Note that the process is similar for remote payments, where instead of a phone and a point of sales terminal, we have a browser with a trusted dialog and separately the application requesting the payment.

Payment Request API Responses

The web application invokes the payment request API passing information as described above. The response to the application is asynchronous, and would be via a call back to a handler defined by the application script. In principle, there could be several different call backs

to notify an error in the request
to pass vouchers/coupons for the app to consider and resubmit an updated request
to notify a successful payment and provide a proof of payment
to notify that the payment has been cancelled or failed in some way

For some payment solutions, the proof of payment may need to be delivered direct to a service in the cloud. The details for this would be outside the scope of the W3C API, but the payment request would need to include sufficient information for the payment provider to determine where and how to deliver the proof of payment. The call back to the web application, would allow the application to verify that the proof was delivered, e.g. via an XMLHTTPRequest to the application server.

How would offline payments work? In principle, the wallet could draw down a pre-filled account, keeping a record of the transactions, and synchronising these with the payment provider, when the device next goes online. In this approach, the proof of payment would be provided direct to the web application rather than indirectly as in the previous paragraph.

If the user's wallet doesn't contain a payment provider that directly matches the ones indicated in the payment request, then a search will be needed to find a suitable third party to broker the payment. This would only be practical if the device is online. What requirements does the use of such third parties make on the web payment API?

Person to Person Payments

The W3C System Applications Working Group is developing the APIs and security and execution model for trusted system applications. This would allow for web applications that enable the user to make a payment to another person. The usual requirements of accountability and prevention of double spending apply. If the payer and the payee are face to face, the payer could open up his wallet and select the amount to be paid, then touch his phone to the payee's phone to make the transfer, holding the devices in contact until the confirmation of receipt of payment is registered on the payee's phone display.

One way for this to work is for both devices to use the same payment provider with a prefilled account held in a secure element on the device. The software in the secure element is trusted to debit the payer's account and credit the payee's account. Another mechanism would be to use some kind of digital cheque that has to be cleared before the recipient can spend the money conveyed in the cheque. The payer and payee may well have accounts with multiple payment providers. In this case, some form of negotiation may be needed to find a mutually agreed provider for the current transaction. In principle, this can be implemented with the NFC LLCP peer to peer protocol which permits bidirectional messaging between devices as long as the session lasts. The W3C NFC Working Group Charter envisages work on enabling web applications to make use of this protocol. For interoperability, W3C would need to define the peer to peer messaging involved for the negotiation process.
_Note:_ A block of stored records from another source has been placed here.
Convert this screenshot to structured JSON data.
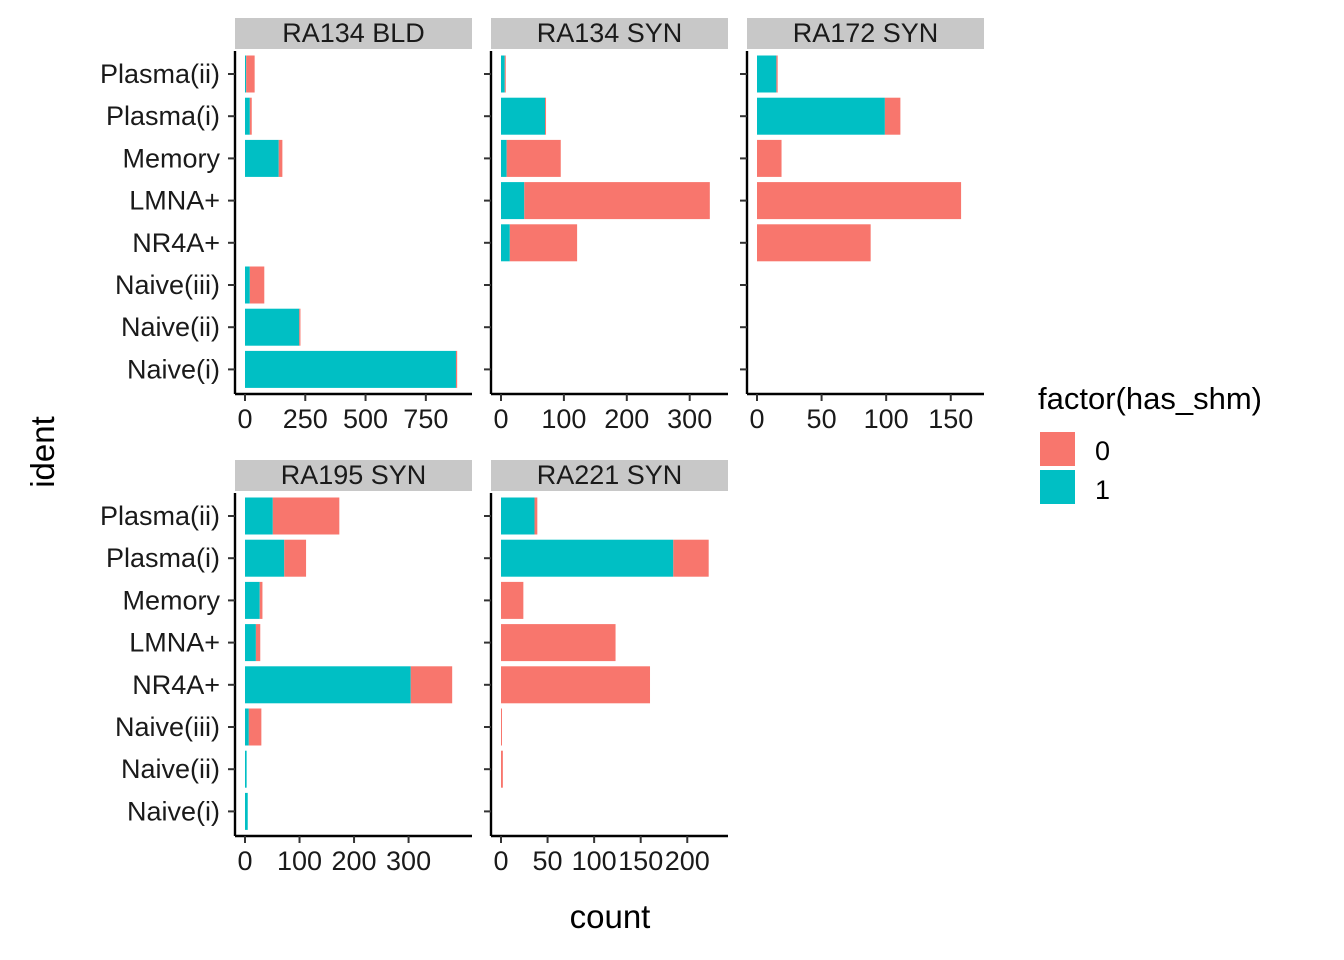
{
  "chart_data": {
    "type": "bar",
    "stacked": true,
    "orientation": "horizontal",
    "categories": [
      "Plasma(ii)",
      "Plasma(i)",
      "Memory",
      "LMNA+",
      "NR4A+",
      "Naive(iii)",
      "Naive(ii)",
      "Naive(i)"
    ],
    "xlabel": "count",
    "ylabel": "ident",
    "legend": {
      "title": "factor(has_shm)",
      "placement": "right",
      "entries": [
        {
          "key": "0",
          "label": "0",
          "color": "#F8766D"
        },
        {
          "key": "1",
          "label": "1",
          "color": "#00BFC4"
        }
      ]
    },
    "panels": [
      {
        "title": "RA134_BLD",
        "xlim": [
          0,
          900
        ],
        "xticks": [
          0,
          250,
          500,
          750
        ],
        "xtick_labels": [
          "0",
          "250",
          "500",
          "750"
        ],
        "series": [
          {
            "name": "0",
            "values": [
              35,
              8,
              15,
              0,
              0,
              60,
              5,
              5
            ]
          },
          {
            "name": "1",
            "values": [
              5,
              20,
              140,
              0,
              0,
              20,
              225,
              875
            ]
          }
        ]
      },
      {
        "title": "RA134_SYN",
        "xlim": [
          0,
          345
        ],
        "xticks": [
          0,
          100,
          200,
          300
        ],
        "xtick_labels": [
          "0",
          "100",
          "200",
          "300"
        ],
        "series": [
          {
            "name": "0",
            "values": [
              1,
              1,
              86,
              295,
              107,
              0,
              0,
              0
            ]
          },
          {
            "name": "1",
            "values": [
              6,
              70,
              9,
              37,
              14,
              0,
              0,
              0
            ]
          }
        ]
      },
      {
        "title": "RA172_SYN",
        "xlim": [
          0,
          168
        ],
        "xticks": [
          0,
          50,
          100,
          150
        ],
        "xtick_labels": [
          "0",
          "50",
          "100",
          "150"
        ],
        "series": [
          {
            "name": "0",
            "values": [
              1,
              12,
              19,
              158,
              88,
              0,
              0,
              0
            ]
          },
          {
            "name": "1",
            "values": [
              15,
              99,
              0,
              0,
              0,
              0,
              0,
              0
            ]
          }
        ]
      },
      {
        "title": "RA195_SYN",
        "xlim": [
          0,
          398
        ],
        "xticks": [
          0,
          100,
          200,
          300
        ],
        "xtick_labels": [
          "0",
          "100",
          "200",
          "300"
        ],
        "series": [
          {
            "name": "0",
            "values": [
              122,
              40,
              5,
              8,
              76,
              23,
              0,
              0
            ]
          },
          {
            "name": "1",
            "values": [
              51,
              72,
              27,
              20,
              304,
              7,
              3,
              5
            ]
          }
        ]
      },
      {
        "title": "RA221_SYN",
        "xlim": [
          0,
          233
        ],
        "xticks": [
          0,
          50,
          100,
          150,
          200
        ],
        "xtick_labels": [
          "0",
          "50",
          "100",
          "150",
          "200"
        ],
        "series": [
          {
            "name": "0",
            "values": [
              3,
              38,
              24,
              123,
              160,
              1,
              2,
              0
            ]
          },
          {
            "name": "1",
            "values": [
              36,
              185,
              0,
              0,
              0,
              0,
              0,
              0
            ]
          }
        ]
      }
    ]
  }
}
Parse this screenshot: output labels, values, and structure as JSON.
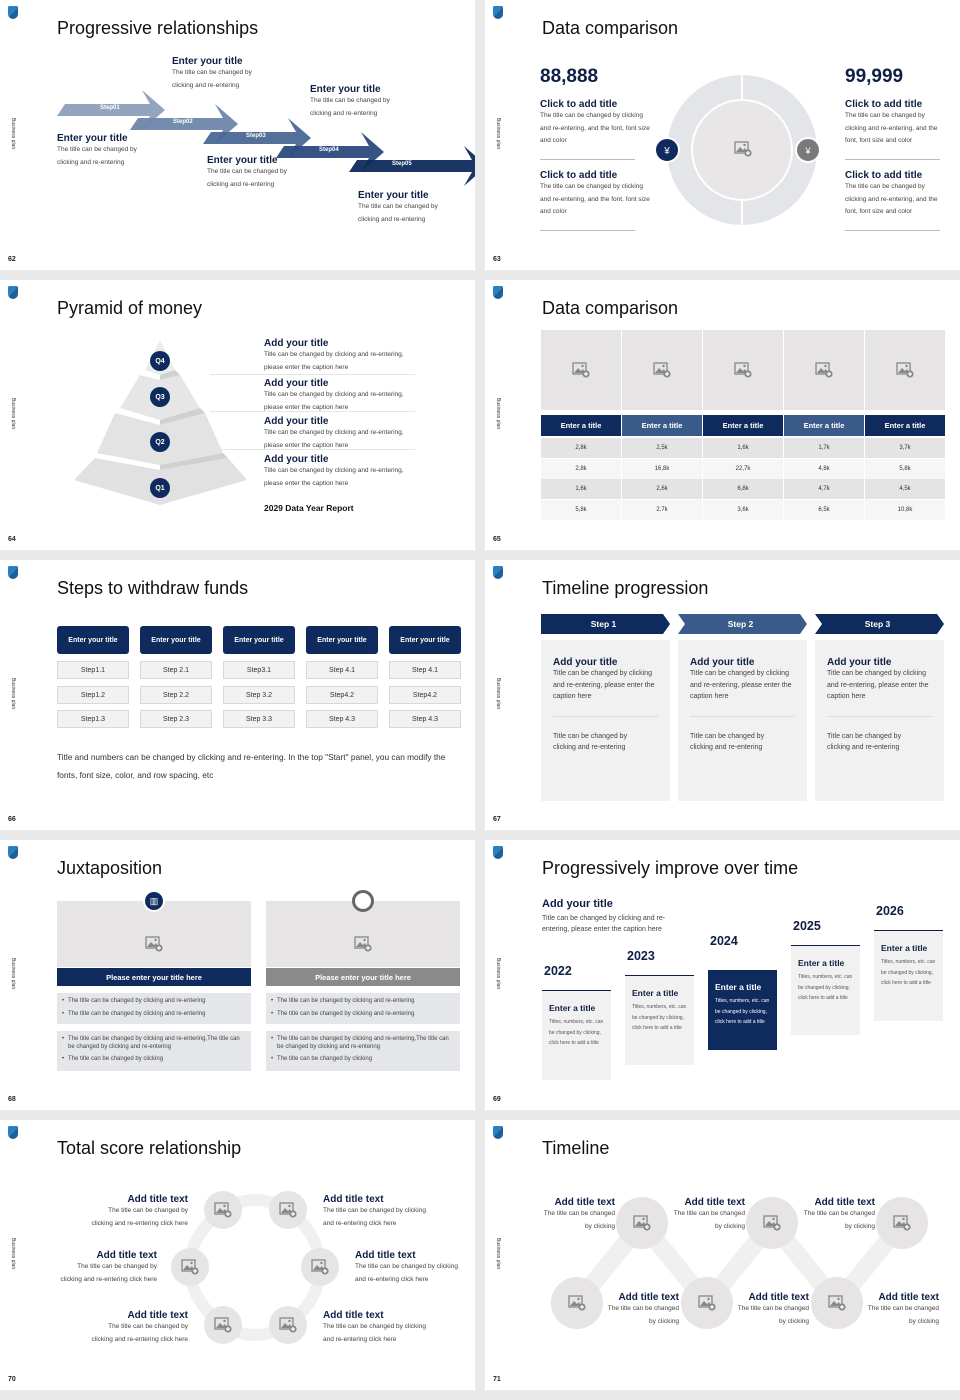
{
  "common": {
    "side_label": "Business plan",
    "logo": "shield-logo"
  },
  "colors": {
    "navy": "#0f2a5c",
    "mid_blue": "#3a5a8a",
    "light_gray": "#e6e4e4"
  },
  "s62": {
    "page": "62",
    "title": "Progressive relationships",
    "steps": [
      "Step01",
      "Step02",
      "Step03",
      "Step04",
      "Step05"
    ],
    "blocks": [
      {
        "title": "Enter your title",
        "desc": "The title can be changed by clicking and re-entering"
      },
      {
        "title": "Enter your title",
        "desc": "The title can be changed by clicking and re-entering"
      },
      {
        "title": "Enter your title",
        "desc": "The title can be changed by clicking and re-entering"
      },
      {
        "title": "Enter your title",
        "desc": "The title can be changed by clicking and re-entering"
      },
      {
        "title": "Enter your title",
        "desc": "The title can be changed by clicking and re-entering"
      }
    ]
  },
  "s63": {
    "page": "63",
    "title": "Data comparison",
    "left_number": "88,888",
    "right_number": "99,999",
    "left": [
      {
        "title": "Click to add title",
        "desc": "The title can be changed by clicking and re-entering, and the font, font size and color"
      },
      {
        "title": "Click to add title",
        "desc": "The title can be changed by clicking and re-entering, and the font, font size and color"
      }
    ],
    "right": [
      {
        "title": "Click to add title",
        "desc": "The title can be changed by clicking and re-entering, and the font, font size and color"
      },
      {
        "title": "Click to add title",
        "desc": "The title can be changed by clicking and re-entering, and the font, font size and color"
      }
    ],
    "icons": [
      "yen-hand-icon",
      "money-bag-icon"
    ]
  },
  "s64": {
    "page": "64",
    "title": "Pyramid of money",
    "levels": [
      "Q4",
      "Q3",
      "Q2",
      "Q1"
    ],
    "items": [
      {
        "title": "Add your title",
        "desc": "Title can be changed by clicking and re-entering, please enter the caption here"
      },
      {
        "title": "Add your title",
        "desc": "Title can be changed by clicking and re-entering, please enter the caption here"
      },
      {
        "title": "Add your title",
        "desc": "Title can be changed by clicking and re-entering, please enter the caption here"
      },
      {
        "title": "Add your title",
        "desc": "Title can be changed by clicking and re-entering, please enter the caption here"
      }
    ],
    "report": "2029 Data Year Report"
  },
  "s65": {
    "page": "65",
    "title": "Data comparison",
    "headers": [
      "Enter a title",
      "Enter a title",
      "Enter a title",
      "Enter a title",
      "Enter a title"
    ],
    "rows": [
      [
        "2,8k",
        "2,5k",
        "1,6k",
        "1,7k",
        "3,7k"
      ],
      [
        "2,8k",
        "16,8k",
        "22,7k",
        "4,8k",
        "5,8k"
      ],
      [
        "1,6k",
        "2,6k",
        "6,8k",
        "4,7k",
        "4,5k"
      ],
      [
        "5,8k",
        "2.7k",
        "3,6k",
        "6,5k",
        "10,8k"
      ]
    ]
  },
  "s66": {
    "page": "66",
    "title": "Steps to withdraw funds",
    "headers": [
      "Enter your title",
      "Enter your title",
      "Enter your title",
      "Enter your title",
      "Enter your title"
    ],
    "steps": [
      [
        "Step1.1",
        "Step1.2",
        "Step1.3"
      ],
      [
        "Step 2.1",
        "Step 2.2",
        "Step 2.3"
      ],
      [
        "Step3.1",
        "Step 3.2",
        "Step 3.3"
      ],
      [
        "Step 4.1",
        "Step4.2",
        "Step 4.3"
      ],
      [
        "Step 4.1",
        "Step4.2",
        "Step 4.3"
      ]
    ],
    "note": "Title and numbers can be changed by clicking and re-entering. In the top \"Start\" panel, you can modify the fonts, font size, color, and row spacing, etc"
  },
  "s67": {
    "page": "67",
    "title": "Timeline progression",
    "steps": [
      {
        "label": "Step 1",
        "title": "Add your title",
        "desc": "Title can be changed by clicking and re-entering, please enter the caption here",
        "note": "Title can be changed by clicking and re-entering"
      },
      {
        "label": "Step 2",
        "title": "Add your title",
        "desc": "Title can be changed by clicking and re-entering, please enter the caption here",
        "note": "Title can be changed by clicking and re-entering"
      },
      {
        "label": "Step 3",
        "title": "Add your title",
        "desc": "Title can be changed by clicking and re-entering, please enter the caption here",
        "note": "Title can be changed by clicking and re-entering"
      }
    ]
  },
  "s68": {
    "page": "68",
    "title": "Juxtaposition",
    "panels": [
      {
        "icon": "bar-chart-icon",
        "title": "Please enter your title here",
        "box1": [
          "The title can be changed by clicking and re-entering",
          "The title can be changed by clicking and re-entering"
        ],
        "box2": [
          "The title can be changed by clicking and re-entering,The title can be changed by clicking and re-entering",
          "The title can be changed by clicking"
        ]
      },
      {
        "icon": "clock-icon",
        "title": "Please enter your title here",
        "box1": [
          "The title can be changed by clicking and re-entering",
          "The title can be changed by clicking and re-entering"
        ],
        "box2": [
          "The title can be changed by clicking and re-entering,The title can be changed by clicking and re-entering",
          "The title can be changed by clicking"
        ]
      }
    ]
  },
  "s69": {
    "page": "69",
    "title": "Progressively improve over time",
    "intro_title": "Add your title",
    "intro_desc": "Title can be changed by clicking and re-entering, please enter the caption here",
    "years": [
      {
        "year": "2022",
        "title": "Enter a title",
        "desc": "Titles, numbers, etc. can be changed by clicking, click here to add a title"
      },
      {
        "year": "2023",
        "title": "Enter a title",
        "desc": "Titles, numbers, etc. can be changed by clicking, click here to add a title"
      },
      {
        "year": "2024",
        "title": "Enter a title",
        "desc": "Titles, numbers, etc. can be changed by clicking, click here to add a title"
      },
      {
        "year": "2025",
        "title": "Enter a title",
        "desc": "Titles, numbers, etc. can be changed by clicking, click here to add a title"
      },
      {
        "year": "2026",
        "title": "Enter a title",
        "desc": "Titles, numbers, etc. can be changed by clicking, click here to add a title"
      }
    ]
  },
  "s70": {
    "page": "70",
    "title": "Total score relationship",
    "items": [
      {
        "title": "Add title text",
        "desc": "The title can be changed by clicking and re-entering click here"
      },
      {
        "title": "Add title text",
        "desc": "The title can be changed by clicking and re-entering click here"
      },
      {
        "title": "Add title text",
        "desc": "The title can be changed by clicking and re-entering click here"
      },
      {
        "title": "Add title text",
        "desc": "The title can be changed by clicking and re-entering click here"
      },
      {
        "title": "Add title text",
        "desc": "The title can be changed by clicking and re-entering click here"
      },
      {
        "title": "Add title text",
        "desc": "The title can be changed by clicking and re-entering click here"
      }
    ]
  },
  "s71": {
    "page": "71",
    "title": "Timeline",
    "items": [
      {
        "title": "Add title text",
        "desc": "The title can be changed by clicking"
      },
      {
        "title": "Add title text",
        "desc": "The title can be changed by clicking"
      },
      {
        "title": "Add title text",
        "desc": "The title can be changed by clicking"
      },
      {
        "title": "Add title text",
        "desc": "The title can be changed by clicking"
      },
      {
        "title": "Add title text",
        "desc": "The title can be changed by clicking"
      },
      {
        "title": "Add title text",
        "desc": "The title can be changed by clicking"
      }
    ]
  }
}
What implications are there for the payment API? For person to person payments, we have the API used to request the payment in the payer's device, and the API used to register the receipt of payment in the payee's device. It could also be arranged the other way around, where the process starts with a request by an application on the payee's device. The main distinction is the difference between the intent to pay someone else versus the intent to ask for a payment from someone else. This should have minimal impact on the API design.